IRC Logs

Network: freenode Channel: #iptables

	Enter your search terms Submit search form
	Web www.irclog.org

[01:42]<czrrr>If I use iptables entries like this: iptables -A INPUT -j ACCEPT -p tcp --destination-port 22, can I go wrong? are there any extra options I need, or will that be good enough for allowing ports then denying all afterwards like so: iptables -A INPUT -j DROP -p tcp?
[01:42]<czrrr>I allowed ESTABLISHED and RELATED as well
[01:50]<zjdsvnz>drop all first then allow what you need
[01:51]<zjdsvnz>how do i get files in userspace/extensions/ to be included? i tryed make expearmental but no luck
[01:51]<zjdsvnz>its not using patch-o-matic
[01:53]<czrrr>Romster: Er, doesn't that cause *everything* to be dropped?

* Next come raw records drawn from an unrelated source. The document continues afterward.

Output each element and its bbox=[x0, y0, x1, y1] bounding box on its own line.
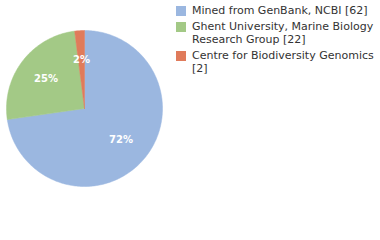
svg-text:25%: 25% bbox=[34, 73, 58, 84]
svg-text:72%: 72% bbox=[109, 134, 133, 145]
html-text:Ghent University, Marine Biolo: Ghent University, Marine Biology Researc… bbox=[192, 20, 374, 46]
svg-text:2%: 2% bbox=[73, 54, 90, 65]
html-text:Centre for Biodiversity Genomi: Centre for Biodiversity Genomics [2] bbox=[192, 49, 374, 75]
html-text:Mined from GenBank, NCBI [62]: Mined from GenBank, NCBI [62] bbox=[192, 4, 368, 17]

[01:53]<czrrr>Romster: The rules are applied in order, n'est pas?
[01:55]<zjdsvnz>if you drop first it rejects all packets then you allow some afterwards
[01:55]<zjdsvnz>unless you want togot he un-orthordox method of allowing all then droping others.
[01:55]<zjdsvnz>togo the*
[01:57]<czrrr>Hmm, I'll have to look into it. Thanks dude!
[03:03]<-- 2yd2nzy xrs fuyv>http://iownmymusic.org/ http://iownmydvds.org/")

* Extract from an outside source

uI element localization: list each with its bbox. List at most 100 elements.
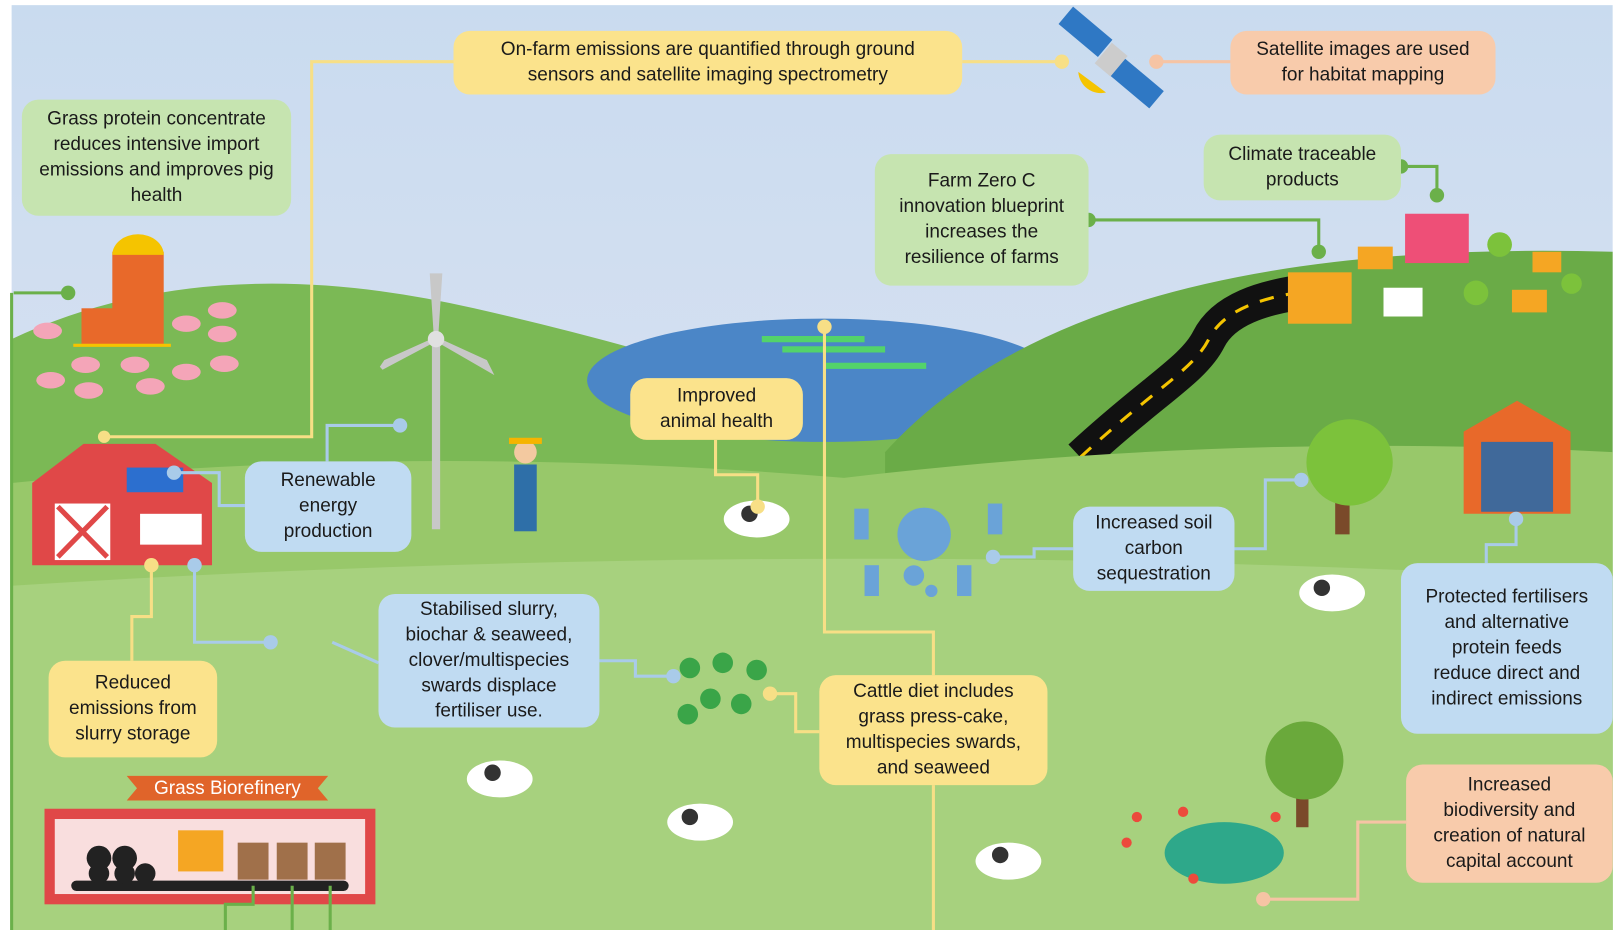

[03:34]<-- sgvgzs xzs fuyv (>/dev/brain")
[04:07]<-- dyrnnprd wrs puyv> i mean the other left <-")
[05:23]<dygnzrfn>how can I filter out icmp traffic quickly? I've never used iptables
[05:27]<mrrynfmr>iptables -I INPUT -p icmp -j DROP
[13:12]<-- dyrnnprd wrs puyv> i mean the other left <-")
[14:51]<2rfju>hi
[14:51]<fzjfjrya>Could someone help me figure out the right nat rules for the following situation ?

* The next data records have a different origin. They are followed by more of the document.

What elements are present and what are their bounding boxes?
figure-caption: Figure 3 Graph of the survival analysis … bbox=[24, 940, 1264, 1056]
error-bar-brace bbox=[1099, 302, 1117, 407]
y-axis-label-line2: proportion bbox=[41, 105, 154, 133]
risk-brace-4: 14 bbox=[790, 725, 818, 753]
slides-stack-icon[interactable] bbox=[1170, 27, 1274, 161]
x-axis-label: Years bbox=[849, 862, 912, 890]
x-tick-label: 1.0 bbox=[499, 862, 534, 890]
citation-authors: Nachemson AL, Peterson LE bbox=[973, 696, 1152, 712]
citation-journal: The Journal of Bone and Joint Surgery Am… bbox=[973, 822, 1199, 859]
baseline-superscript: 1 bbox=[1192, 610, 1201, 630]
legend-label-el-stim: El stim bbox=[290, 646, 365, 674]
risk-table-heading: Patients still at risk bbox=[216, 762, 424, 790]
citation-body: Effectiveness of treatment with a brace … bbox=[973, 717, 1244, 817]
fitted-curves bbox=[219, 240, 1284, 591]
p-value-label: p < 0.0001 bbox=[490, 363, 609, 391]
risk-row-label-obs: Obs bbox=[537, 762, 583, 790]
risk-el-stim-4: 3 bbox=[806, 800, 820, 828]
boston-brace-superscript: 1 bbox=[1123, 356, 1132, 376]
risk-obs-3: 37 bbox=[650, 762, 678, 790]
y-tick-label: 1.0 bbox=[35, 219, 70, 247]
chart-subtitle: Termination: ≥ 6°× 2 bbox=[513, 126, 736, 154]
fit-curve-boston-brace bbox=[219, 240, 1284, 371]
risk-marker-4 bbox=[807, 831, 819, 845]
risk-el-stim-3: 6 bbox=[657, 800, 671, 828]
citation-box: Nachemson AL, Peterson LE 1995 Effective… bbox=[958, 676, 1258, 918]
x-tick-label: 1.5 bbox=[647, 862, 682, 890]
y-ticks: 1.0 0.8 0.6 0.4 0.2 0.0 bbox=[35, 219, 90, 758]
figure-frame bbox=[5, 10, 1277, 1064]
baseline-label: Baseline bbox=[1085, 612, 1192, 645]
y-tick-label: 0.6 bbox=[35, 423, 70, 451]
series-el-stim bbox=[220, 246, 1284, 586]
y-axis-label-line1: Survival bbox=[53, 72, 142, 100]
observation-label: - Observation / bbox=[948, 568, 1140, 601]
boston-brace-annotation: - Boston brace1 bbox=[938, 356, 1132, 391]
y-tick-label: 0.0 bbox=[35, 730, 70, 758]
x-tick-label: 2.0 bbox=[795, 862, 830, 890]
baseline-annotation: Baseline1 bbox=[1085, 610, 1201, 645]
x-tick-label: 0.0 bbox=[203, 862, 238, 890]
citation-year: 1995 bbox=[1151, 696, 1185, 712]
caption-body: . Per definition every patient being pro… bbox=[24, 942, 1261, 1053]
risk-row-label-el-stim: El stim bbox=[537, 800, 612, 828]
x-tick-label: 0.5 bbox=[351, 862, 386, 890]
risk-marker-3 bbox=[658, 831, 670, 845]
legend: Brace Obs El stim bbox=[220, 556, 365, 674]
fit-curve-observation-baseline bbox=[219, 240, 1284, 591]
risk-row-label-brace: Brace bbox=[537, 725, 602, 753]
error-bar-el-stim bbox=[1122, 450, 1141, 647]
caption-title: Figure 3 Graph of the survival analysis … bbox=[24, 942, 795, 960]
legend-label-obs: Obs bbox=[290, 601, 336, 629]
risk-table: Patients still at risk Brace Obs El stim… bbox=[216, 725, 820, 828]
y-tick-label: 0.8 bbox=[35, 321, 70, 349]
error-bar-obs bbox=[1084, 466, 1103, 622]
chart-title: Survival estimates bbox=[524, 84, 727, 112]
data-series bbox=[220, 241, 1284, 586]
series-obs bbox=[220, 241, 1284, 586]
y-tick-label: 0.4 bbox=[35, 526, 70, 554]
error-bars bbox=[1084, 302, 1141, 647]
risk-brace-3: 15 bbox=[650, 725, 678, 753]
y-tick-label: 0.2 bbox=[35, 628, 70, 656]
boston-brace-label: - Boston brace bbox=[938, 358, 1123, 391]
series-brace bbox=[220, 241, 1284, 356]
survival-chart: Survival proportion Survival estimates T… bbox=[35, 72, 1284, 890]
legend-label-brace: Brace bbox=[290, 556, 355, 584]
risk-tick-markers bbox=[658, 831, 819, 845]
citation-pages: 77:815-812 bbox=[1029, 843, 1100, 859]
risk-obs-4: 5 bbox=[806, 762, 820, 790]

[14:52]<fzjfjrya>I have an AP which laptops connect to, it issues out ips via dhcp 192.168.0.15 to 192.168.0.254 (/24) and gives a default gateway of 192.168.0.14 (the ap)
[14:53]<fzjfjrya>the default gateway of the ap is 192.168.0.1 (my linux router) plugged in via it's bridged interface
[14:53]<fzjfjrya>I need wifi clients on the 192/24 subnet to be able to access stuff on the 10/28 subnet (local machines on a switch, of which the linux router is connected to 10.0.0.1)
[14:54]<fzjfjrya>so far the wifi clients can ping stuff on the 10/28 range, but can't create a tcp session
[16:09]<ugvyvfnm>hi
[16:09]<ugvyvfnm>what does "-s 0/0" mean in iptables rules?
[16:12]<oz2rg>it means the rule matches any source ip address
[16:12]<ugvyvfnm>ok, got it
[16:17]<2rfju>I don't understand why this is used so often... you can leave it away
[16:27]<ugvyvfnm>why?
[16:29]<oz2rg>because without the rule, it doesn't even attempt to match the source ip address, with the rule it just attempts to match the source ip it to something that any ip address would match to
[16:30]<vyrn-vnzsr>in other words, unnecessarily overhead...
[16:31]<vyrn-vnzsr>s/unnecessarily/unnecessary/
[16:33]<ugvyvfnm>i see
[17:54]<mnvyf2funs>hi I'm stuck with a problem: I have to 2 internet connections, and I want to redirect traffic based on destination ports to another interface, using mangle options, but it doesn't work. anybody can help?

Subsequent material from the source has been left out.